Саня остановился, снизу глядя на Пелинора. Бурое от прилившей крови лицо князя дрожало. Но кот не торопился прыгать в седло и удирать от сиятельного гнева.
– Стража! – рявкнул Пелинор.
Несколько воинов встали по сторонам лестницы. Саня не двинулся с места. Пустит на него князь своих людей или нет, его как будто не волновало. Он смотрел в лицо недавнего друга.
– Хочешь меня остановить?
– Глупец! Ты не даёшь себе труда подумать, куда тебя заведёт дурная голова. Ты не найдёшь Эда, ты их не найдёшь! Они ушли за границу моих земель.
– Посмотрим.
– Последний раз тебе предлагаю: оставайся.
– Нет.
– Тогда…
Толпа заволновалась. Саня обернулся. К нему шёл Горюта. Поравнялся, поставил под ноги коня ладную кожаную сумку.
– Не откажи, господин кот, прими от меня в дорогу.
Теперь они стояли плечом к плечу. К ним примкнул Клим и ещё кто-то. В затылок дышали.
– …тогда иди, – выдавил князь.
Могучие плечи обмякли. Саня кинул ногу в седло, Горюта подставил руки под колено.
Верхом кот оказался с медведем глаза в глаза. Ожидал злости, чёрного гнева, ненависти, а увидел досаду. И рад бы князь остановить неразумного котейку, да вот не получается, пока…
– Медведей против меня не посылай, – тихо сказал Саня, упреждая. – Пожалей родаков.
– Думаешь осилить? – вскинулся Пелинор.
– И не думаю даже. Прощай, господин хранитель Границы. Не держи на меня зла.
– И ты…
– Людей, прошу, не трогай.
– Не трону.
Ворота растворились, невысокий крепкий конёк пошел с места в хорошую рысь.
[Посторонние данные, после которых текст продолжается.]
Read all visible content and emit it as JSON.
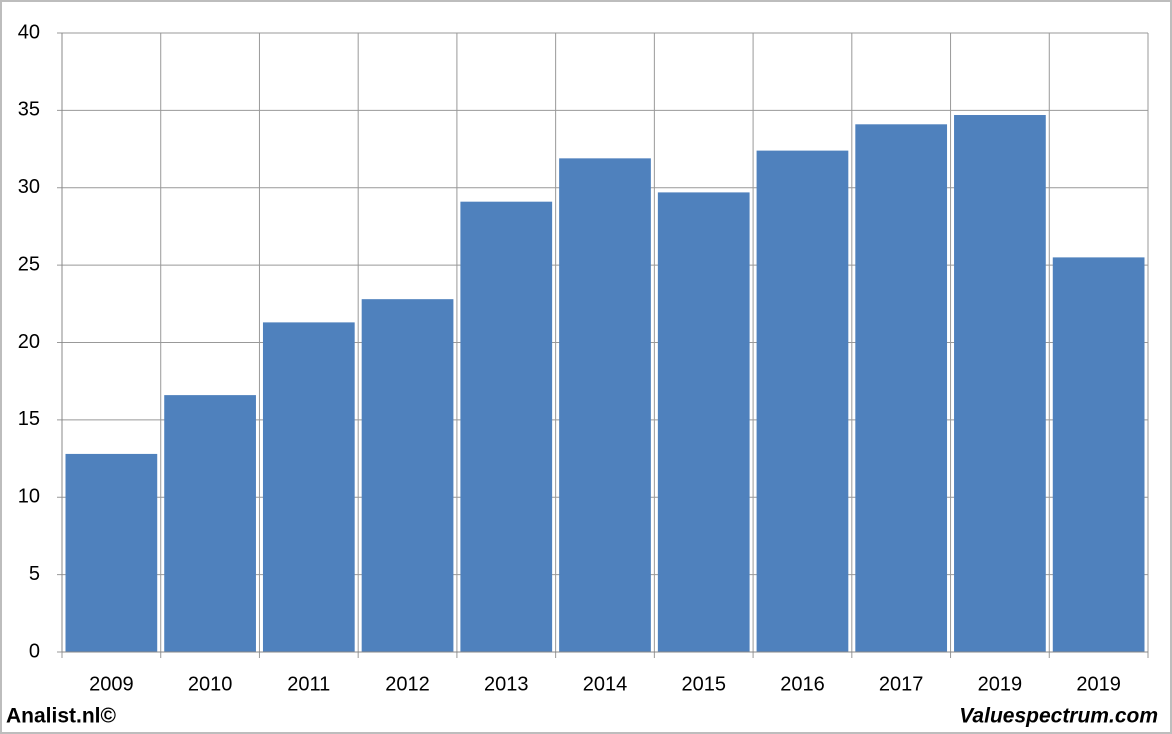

Копыта простучали прощальную дробь по брёвнам моста.
И вдруг встретило солнце. Пока переглядывались да переругивались с Пелинором, облачную пелену разметало прорехами, в одну из которых упали лучи. Саня не подгонял коня, тот сам перешёл в галоп, будто не чаял быстрее оставить крепость, пряничные хоромы, Границу, князя, княгиню, сопливую медвежущку, верных Пелиноровых воинов и того же Горюту, который, зная про яму, против воли господина пошёл.
Прощайте, золотые горы на шёлковых коврах. Не жалко, особенно если всё время помнить про людоедов. Ты на этих коврах с девушкой обнимаешься, а за стеной…
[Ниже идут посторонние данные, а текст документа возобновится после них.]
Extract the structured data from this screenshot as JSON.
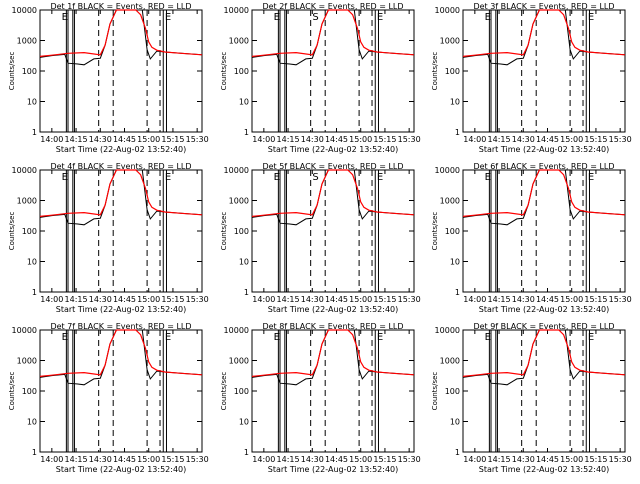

Нельзя чтобы была яма. Поганого упыря, звероящера… это – да. Туда им и дорога. А безумного ребёнка! А мужика в грязной шкуре, который за прутья решётки цеплялся, да с перепугу на Пелинора рычал? Но оставь их жить, придётся заботиться, учить, кормить, пристраивать. А зачем князю такая обуза? Зачем ему ненужные люди? Ни проку от них, ни толку. У него высокая цель, тайная и тяжкая. И ответственность перед всеми аллари, а главное перед собственным родом. Князь осилит герцога, сядет на высокий престол и начнёт править по справедливости, но от ямы уже никогда не откажется. Нипочём не откажется. У герцога, надо полагать, тоже своя яма есть. Неужели любая власть опирается на людоедов, схороненных от посторонних глаз в каком-нибудь донжоне?